Gleichzeitig bekam Harper von Premierminister Wen Jiabao öffentlich eine Abfuhr, indem dieser bekräftigte, dass die ganze Kritik an Harper in Chinas staatlich kontrollierter Presse wahr sei. Die chinesischen Medien hatten Harpers stark verspäteten Chinabesuch kritisiert. Harper übernahm sein Amt im Februar 2006.

Die Oppositionsparteien in Kanada, die politisches Kleingeld aus dem seltenen öffentlichen Tadel an ihrem Staatschef zu ziehen hofften, übernahmen die Worte des kommunistischen Führers. Sie behaupteten, Harper hätte sie sich selbst zuzuschreiben, weil er es gewagt hätte die Menschenrechtsbelange in China öffentlich zu erwähnen und weil er nicht früher nach China gereist sei.

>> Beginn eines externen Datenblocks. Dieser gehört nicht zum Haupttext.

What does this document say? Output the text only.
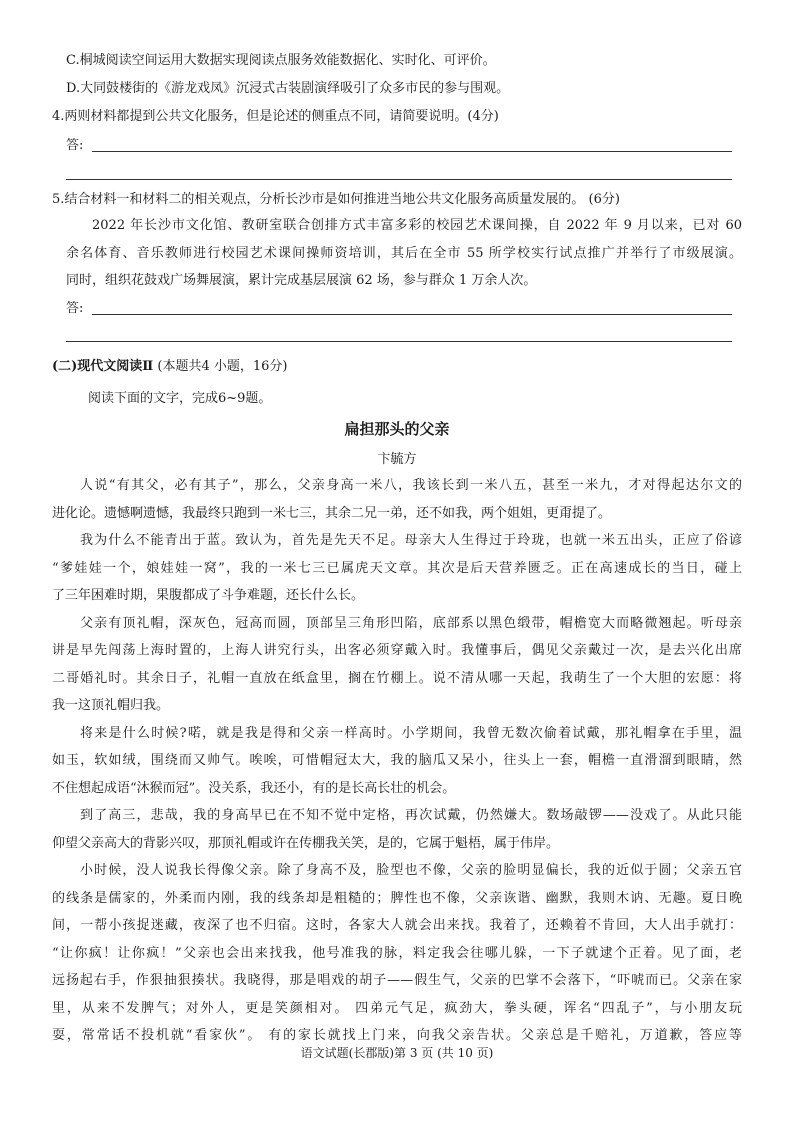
C.桐城阅读空间运用大数据实现阅读点服务效能数据化、实时化、可评价。
D.大同鼓楼街的《游龙戏凤》沉浸式古装剧演绎吸引了众多市民的参与围观。
4.两则材料都提到公共文化服务，但是论述的侧重点不同，请简要说明。(4分)
答:
5.结合材料一和材料二的相关观点，分析长沙市是如何推进当地公共文化服务高质量发展的。 (6分)
2022 年长沙市文化馆、教研室联合创排方式丰富多彩的校园艺术课间操，自 2022 年 9 月以来，已对 60
余名体育、音乐教师进行校园艺术课间操师资培训，其后在全市 55 所学校实行试点推广并举行了市级展演。
同时，组织花鼓戏广场舞展演，累计完成基层展演 62 场，参与群众 1 万余人次。
答:
(二)现代文阅读Ⅱ (本题共4 小题，16分)
阅读下面的文字，完成6~9题。
扁担那头的父亲
卞毓方
人说“有其父，必有其子”，那么，父亲身高一米八，我该长到一米八五，甚至一米九，才对得起达尔文的
进化论。遗憾啊遗憾，我最终只跑到一米七三，其余二兄一弟，还不如我，两个姐姐，更甭提了。
我为什么不能青出于蓝。致认为，首先是先天不足。母亲大人生得过于玲珑，也就一米五出头，正应了俗谚
“爹娃娃一个，娘娃娃一窝”，我的一米七三已属虎天文章。其次是后天营养匮乏。正在高速成长的当日，碰上
了三年困难时期，果腹都成了斗争难题，还长什么长。
父亲有顶礼帽，深灰色，冠高而圆，顶部呈三角形凹陷，底部系以黑色缎带，帽檐宽大而略微翘起。听母亲
讲是早先闯荡上海时置的，上海人讲究行头，出客必须穿戴入时。我懂事后，偶见父亲戴过一次，是去兴化出席
二哥婚礼时。其余日子，礼帽一直放在纸盒里，搁在竹棚上。说不清从哪一天起，我萌生了一个大胆的宏愿：将
我一这顶礼帽归我。
将来是什么时候?喏，就是我是得和父亲一样高时。小学期间，我曾无数次偷着试戴，那礼帽拿在手里，温
如玉，软如绒，围绕而又帅气。唉唉，可惜帽冠太大，我的脑瓜又呆小，往头上一套，帽檐一直滑溜到眼睛，然
不住想起成语“沐猴而冠”。没关系，我还小，有的是长高长壮的机会。
到了高三，悲哉，我的身高早已在不知不觉中定格，再次试戴，仍然嫌大。数场敲锣——没戏了。从此只能
仰望父亲高大的背影兴叹，那顶礼帽或许在传棚我关笑，是的，它属于魁梧，属于伟岸。
小时候，没人说我长得像父亲。除了身高不及，脸型也不像，父亲的脸明显偏长，我的近似于圆；父亲五官
的线条是儒家的，外柔而内刚，我的线条却是粗糙的；脾性也不像，父亲诙谐、幽默，我则木讷、无趣。夏日晚
间，一帮小孩捉迷藏，夜深了也不归宿。这时，各家大人就会出来找。我着了，还赖着不肯回，大人出手就打：
“让你疯！让你疯！”父亲也会出来找我，他号准我的脉，料定我会往哪儿躲，一下子就逮个正着。见了面，老
远扬起右手，作狠抽狠揍状。我晓得，那是唱戏的胡子——假生气，父亲的巴掌不会落下，“吓唬而已。父亲在家
里，从来不发脾气；对外人，更是笑颜相对。 四弟元气足，疯劲大，拳头硬，诨名“四乱子”，与小朋友玩
耍，常常话不投机就“看家伙”。 有的家长就找上门来，向我父亲告状。父亲总是千赔礼，万道歉，答应等
语文试题(长郡版)第 3 页 (共 10 页)
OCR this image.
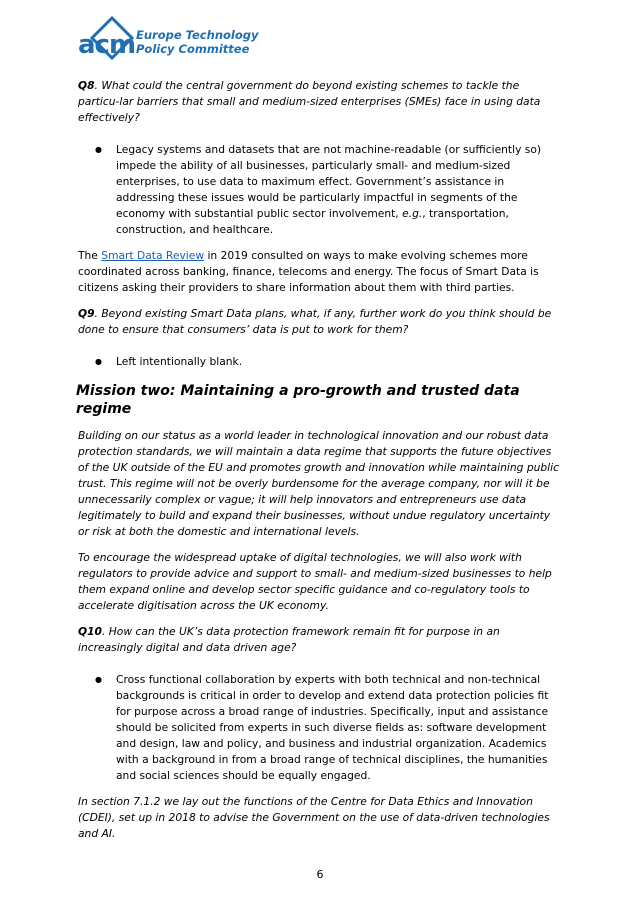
acm Europe Technology
Policy Committee

Q8. What could the central government do beyond existing schemes to tackle the particu-lar barriers that small and medium-sized enterprises (SMEs) face in using data effectively?

● Legacy systems and datasets that are not machine-readable (or sufficiently so) impede the ability of all businesses, particularly small- and medium-sized enterprises, to use data to maximum effect. Government’s assistance in addressing these issues would be particularly impactful in segments of the economy with substantial public sector involvement, e.g., transportation, construction, and healthcare.

The Smart Data Review in 2019 consulted on ways to make evolving schemes more coordinated across banking, finance, telecoms and energy. The focus of Smart Data is citizens asking their providers to share information about them with third parties.

Q9. Beyond existing Smart Data plans, what, if any, further work do you think should be done to ensure that consumers’ data is put to work for them?

● Left intentionally blank.
Mission two: Maintaining a pro-growth and trusted data regime

Building on our status as a world leader in technological innovation and our robust data protection standards, we will maintain a data regime that supports the future objectives of the UK outside of the EU and promotes growth and innovation while maintaining public trust. This regime will not be overly burdensome for the average company, nor will it be unnecessarily complex or vague; it will help innovators and entrepreneurs use data legitimately to build and expand their businesses, without undue regulatory uncertainty or risk at both the domestic and international levels.

To encourage the widespread uptake of digital technologies, we will also work with regulators to provide advice and support to small- and medium-sized businesses to help them expand online and develop sector specific guidance and co-regulatory tools to accelerate digitisation across the UK economy.

Q10. How can the UK’s data protection framework remain fit for purpose in an increasingly digital and data driven age?

● Cross functional collaboration by experts with both technical and non-technical backgrounds is critical in order to develop and extend data protection policies fit for purpose across a broad range of industries. Specifically, input and assistance should be solicited from experts in such diverse fields as: software development and design, law and policy, and business and industrial organization. Academics with a background in from a broad range of technical disciplines, the humanities and social sciences should be equally engaged.

In section 7.1.2 we lay out the functions of the Centre for Data Ethics and Innovation (CDEI), set up in 2018 to advise the Government on the use of data-driven technologies and AI.

6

Gleich zwei neue Abkommen für Kanada

Aber sie haben die andere Seite ignoriert, vor allem das Abkommen, das die beiden vorangegangenen liberalen Regierungen (die oft Menschenrechtsgespräche hinter verschlossenen Türen führten) niemals erreichen konnten, nämlich den Status Kanadas als anerkanntes Reiseziel. Harper erzielte es am ersten Tag des Treffens.

Was erklären die beiden Extreme? Die sinnvollste Erklärung geben Zuckerbrot und Peitsche. Das chinesische Regime war tief besorgt über Harper wegen seines deutlichen Standpunkts zu den Menschenrechten in China. Harper hat seine Besorgnisse öffentlich erwähnt, wenn auch kurz, und seine Regierung setzte dem bilateralen Menschenrechtsdialog hinter verschlossenen Türen ein Ende. (Ein von der vorigen liberalen Regierung in Auftrag gegebener Bericht hatte den Dialog für weitgehend ineffektiv befunden.)

Dialog hinter verschlossenen Türen

Die chinesischen kommunistischen Behörden fürchten die Aufmerksamkeit gegenüber ihren Verfehlungen, weil sie sich auf die Legitimität des Regimes im In- und Ausland auswirken könnte. Deshalb bemühen sie sich sehr, dass ausländische Regierungen die Menschenrechte nur hinter verschlossenen Türen erwähnen. Das Regime steht so nicht unter dem Zwang, substanzielle Änderungen vornehmen zu müssen. Außerdem vermitteln derartige Dialoge hinter verschlossenen Türen einen Anschein von Fortschritt, der aber von der Wahrheit nicht weiter entfernt sein könnte.

Kanada kommt bei der Menschenrechtsfrage besondere Bedeutung bei, weil es in China schon wegen der großen chinesischen Gemeinde in Kanada respektiert wird. Seine Stimme auf der Bühne der Welt hat daher mehr Gewicht für China, als es seine Größe vermuten ließe.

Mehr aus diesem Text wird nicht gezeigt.